Since the polyurethane-based curable composition of the present invention is excellent in curability, mechanical strength, and adhesiveness with a top coat to be overcoated, it is suitable for waterproofing construction of a coating film that is sprayed and cured on an object such as a concrete frame or a steel plate.
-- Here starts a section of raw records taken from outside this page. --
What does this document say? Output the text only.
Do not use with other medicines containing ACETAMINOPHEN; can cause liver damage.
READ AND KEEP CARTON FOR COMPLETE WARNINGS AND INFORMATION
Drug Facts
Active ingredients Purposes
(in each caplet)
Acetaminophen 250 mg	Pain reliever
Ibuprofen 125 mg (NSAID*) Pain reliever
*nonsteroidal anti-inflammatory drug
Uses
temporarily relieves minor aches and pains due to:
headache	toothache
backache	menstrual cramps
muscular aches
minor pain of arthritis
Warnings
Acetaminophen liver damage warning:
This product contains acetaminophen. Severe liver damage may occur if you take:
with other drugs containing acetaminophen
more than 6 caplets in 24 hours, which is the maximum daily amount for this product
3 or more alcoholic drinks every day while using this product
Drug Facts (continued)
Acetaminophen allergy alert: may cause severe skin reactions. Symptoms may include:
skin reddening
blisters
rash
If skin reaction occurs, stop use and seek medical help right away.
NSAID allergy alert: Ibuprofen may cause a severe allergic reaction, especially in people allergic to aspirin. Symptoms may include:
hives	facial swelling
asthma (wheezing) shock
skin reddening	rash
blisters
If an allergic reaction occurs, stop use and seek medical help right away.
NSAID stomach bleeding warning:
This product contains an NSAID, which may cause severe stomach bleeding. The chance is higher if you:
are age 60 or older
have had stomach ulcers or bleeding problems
Used.

Claims (6)

Spray coating a polyurethane curable composition formed by mixing a curing agent containing diethyltoluenediamine, a low activity amine compound having a lower reactivity with isocyanate groups than the diethyltoluenediamine, and a main component containing a polyisocyanate compound. And a method of applying a polyurethane-based coating film comprising a step of reacting and curing the polyurethane curable composition to form an undercoat layer, and a step of forming a topcoat layer on the surface of the undercoat layer,
The ratio of active hydrogen-containing groups of the diethyltoluenediamine is 40 to 94 mol%, and the ratio of active hydrogen-containing groups of the low-activity amine compound is 1 to 20 mol with respect to all active hydrogen-containing groups in the curing agent. %. A method for applying a polyurethane-based coating film, which comprises adding the diethyltoluenediamine and the low-activity amine compound so that the ratio is%.   A polyol is further contained in the curing agent, and the polyol is contained so that a ratio of the active hydrogen-containing group of the polyol is 5 to 50 mol% with respect to all active hydrogen-containing groups in the curing agent. Item 2. A method for applying a polyurethane-based coating film according to Item 1.   The low-activity amine compound is at least one selected from 4,4'-methylenebis (2-chloroaniline), dimethylthiotoluenediamine, and polytetramethylene oxide-di-p-aminobenzoate. The construction method of the polyurethane-type coating film of 2.   The method for applying a polyurethane-based coating film according to any one of claims 1 to 3, wherein the topcoat layer is a topcoat layer made of an acrylic-urethane resin and / or a fluorine-urethane resin.   The polyurethane according to any one of claims 1 to 4, wherein the polyisocyanate compound is an isocyanate group-terminated urethane prepolymer obtained by reacting a diphenylmethane diisocyanate compound and / or a polyol with a low molecular weight polyisocyanate compound. How to apply a paint film. The construction method of the polyurethane-type coating film as described in any one of Claims 1-5 which performs the said spray coating using a collision mixing type spraying apparatus.